Internal auditing is, in my opinion, the best tool in the quality toolbox for getting to know how businesses run and where we need to make improvements. If you start performing your own quality audits and get in the habit of auditing regularly, you will help ensure your organization’s continuing success.
Where to start, though. Here’s an excellent idea. Identify your enterprise’s key goals and objectives. Identify the key processes in your organization. Determine if the goals for each of those processes are consistent (don’t say “aligned”) with the goals you’ve set for the enterprise.
Now — how do you know where you are in relation to the goals for each process? Are you measuring your progress? Are you measuring the correct events? Are you keeping timely, accurate, and complete records? Your internal audit will help you find out.
Back to your business processes. If they’re important (and every process is), they should be documented. Such a document is called a procedure.
Procedures are important for several reasons, but most of all because they are your training aids. When people have to learn for the first time how a process works, they need to be trained. You need procedures to ensure that everyone receives clear, consistent instruction.

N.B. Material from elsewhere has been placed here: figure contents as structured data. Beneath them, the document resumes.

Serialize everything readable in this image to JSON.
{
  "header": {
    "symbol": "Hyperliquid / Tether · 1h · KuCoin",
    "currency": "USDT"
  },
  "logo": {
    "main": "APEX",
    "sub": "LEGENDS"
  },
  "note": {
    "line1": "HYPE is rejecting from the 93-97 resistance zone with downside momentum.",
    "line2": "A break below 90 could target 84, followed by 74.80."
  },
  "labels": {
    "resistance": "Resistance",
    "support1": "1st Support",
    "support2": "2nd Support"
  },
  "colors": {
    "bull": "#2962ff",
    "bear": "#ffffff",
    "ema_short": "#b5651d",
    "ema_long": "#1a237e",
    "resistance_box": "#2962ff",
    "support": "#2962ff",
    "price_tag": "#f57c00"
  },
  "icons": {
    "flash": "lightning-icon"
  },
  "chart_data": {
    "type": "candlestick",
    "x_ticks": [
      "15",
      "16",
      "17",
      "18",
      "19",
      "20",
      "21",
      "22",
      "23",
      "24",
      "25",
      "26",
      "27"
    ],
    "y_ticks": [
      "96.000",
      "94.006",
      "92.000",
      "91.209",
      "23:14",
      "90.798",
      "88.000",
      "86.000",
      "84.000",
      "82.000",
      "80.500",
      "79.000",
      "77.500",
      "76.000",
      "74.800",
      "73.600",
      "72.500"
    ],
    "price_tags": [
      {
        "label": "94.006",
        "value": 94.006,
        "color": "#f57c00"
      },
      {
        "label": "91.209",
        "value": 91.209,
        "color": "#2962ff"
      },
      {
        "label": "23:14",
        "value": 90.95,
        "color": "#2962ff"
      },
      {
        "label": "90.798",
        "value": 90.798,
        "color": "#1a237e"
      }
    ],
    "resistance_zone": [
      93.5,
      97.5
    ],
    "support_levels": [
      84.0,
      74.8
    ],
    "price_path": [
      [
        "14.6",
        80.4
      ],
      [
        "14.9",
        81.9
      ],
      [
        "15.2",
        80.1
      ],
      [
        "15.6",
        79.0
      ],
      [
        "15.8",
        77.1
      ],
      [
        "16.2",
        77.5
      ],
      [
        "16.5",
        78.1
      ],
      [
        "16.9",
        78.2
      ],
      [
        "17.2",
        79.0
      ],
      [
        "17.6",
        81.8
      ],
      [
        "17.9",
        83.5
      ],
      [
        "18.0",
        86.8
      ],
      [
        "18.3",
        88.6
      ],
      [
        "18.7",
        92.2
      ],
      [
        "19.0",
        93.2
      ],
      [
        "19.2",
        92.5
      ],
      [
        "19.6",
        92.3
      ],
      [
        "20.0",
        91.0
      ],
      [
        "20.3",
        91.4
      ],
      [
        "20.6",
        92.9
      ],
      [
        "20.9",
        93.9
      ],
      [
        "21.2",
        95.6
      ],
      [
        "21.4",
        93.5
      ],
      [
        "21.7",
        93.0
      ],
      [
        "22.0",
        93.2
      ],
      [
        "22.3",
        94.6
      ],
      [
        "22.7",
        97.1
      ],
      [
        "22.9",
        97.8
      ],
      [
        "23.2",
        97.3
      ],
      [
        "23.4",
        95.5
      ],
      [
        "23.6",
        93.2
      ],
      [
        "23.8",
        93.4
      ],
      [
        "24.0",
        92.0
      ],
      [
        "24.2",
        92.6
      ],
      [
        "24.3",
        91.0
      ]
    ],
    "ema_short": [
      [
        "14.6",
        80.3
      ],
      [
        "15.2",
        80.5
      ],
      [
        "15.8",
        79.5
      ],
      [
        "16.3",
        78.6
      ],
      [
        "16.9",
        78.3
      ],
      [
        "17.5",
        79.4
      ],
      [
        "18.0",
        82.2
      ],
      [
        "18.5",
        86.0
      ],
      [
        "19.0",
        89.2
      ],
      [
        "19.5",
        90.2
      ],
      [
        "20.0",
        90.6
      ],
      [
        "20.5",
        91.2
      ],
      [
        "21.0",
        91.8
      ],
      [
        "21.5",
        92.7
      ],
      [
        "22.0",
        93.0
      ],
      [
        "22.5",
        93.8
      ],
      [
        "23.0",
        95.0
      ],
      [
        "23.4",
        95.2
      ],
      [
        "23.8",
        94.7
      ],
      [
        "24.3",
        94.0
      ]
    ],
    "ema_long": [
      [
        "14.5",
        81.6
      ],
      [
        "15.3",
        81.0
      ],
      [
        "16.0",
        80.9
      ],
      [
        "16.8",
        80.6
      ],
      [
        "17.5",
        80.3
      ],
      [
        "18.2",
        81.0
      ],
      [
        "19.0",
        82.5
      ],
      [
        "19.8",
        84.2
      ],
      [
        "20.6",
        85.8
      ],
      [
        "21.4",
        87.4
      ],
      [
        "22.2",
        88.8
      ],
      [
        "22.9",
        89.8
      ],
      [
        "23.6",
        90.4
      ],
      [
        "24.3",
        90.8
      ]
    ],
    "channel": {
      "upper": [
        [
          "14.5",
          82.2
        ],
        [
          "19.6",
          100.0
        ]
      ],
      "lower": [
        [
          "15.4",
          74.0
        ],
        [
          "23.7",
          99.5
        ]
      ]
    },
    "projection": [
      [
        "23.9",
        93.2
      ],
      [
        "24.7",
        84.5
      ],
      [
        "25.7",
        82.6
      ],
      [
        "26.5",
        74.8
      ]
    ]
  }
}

An enterprise is made up of dozens, even hundreds of processes. These processes, while separate, are intertwined. The output of one process is the input of another – there is no such thing as a stand-alone process. Some processes may seem more important to the business than others but every process is important – even those ancillary, back-office, or whatever-you-call-them processes.
So, it isn’t easy to figure out where you start auditing. Which process do you audit first?
Start with a process that has an apparent flaw, or noncompliance. If it’s a key process (and complex, at that), it should take longer to audit than one that’s relatively minor.
On the other hand, a process you consider less than critical can, because of its limited scope, provide you with quicker results that you can act on readily. It’s up to you…it’s your internal audit.
Is the process, as it is documented, being followed consistently? Is the process producing the results it should in the way that it should? How do you know that?
Are process records being kept? Records are your evidence – they tell you how well a given process is working.
“What time does your watch say?”
“It doesn’t say anything. You have to look at it.”
(An ancient vaudeville routine)
The records you keep don’t say anything, either. You have to look at them. One thing you really want to get out of your internal audit is: Are the people involved in the process using the records they keep to (a) identify anomalies (outliers, or hiccups) or (b) spot trends?
To sum it up, here’s how to audit a process in four steps:
- Is the process documented?
- Is the process being performed as it’s been documented or are there inconsistencies in the way the procedure is implemented?
- Are process records being kept? and
- Are the records being used to improve the process?
One final note – your audit results are non-binding. If your internal audit turns up a major nonconformance, some minor nonconformances, or just a few observations (aka, “opportunities for improvement”), you aren’t obliged to take action. You can ignore them and move on…
…unless you really want to improve your business.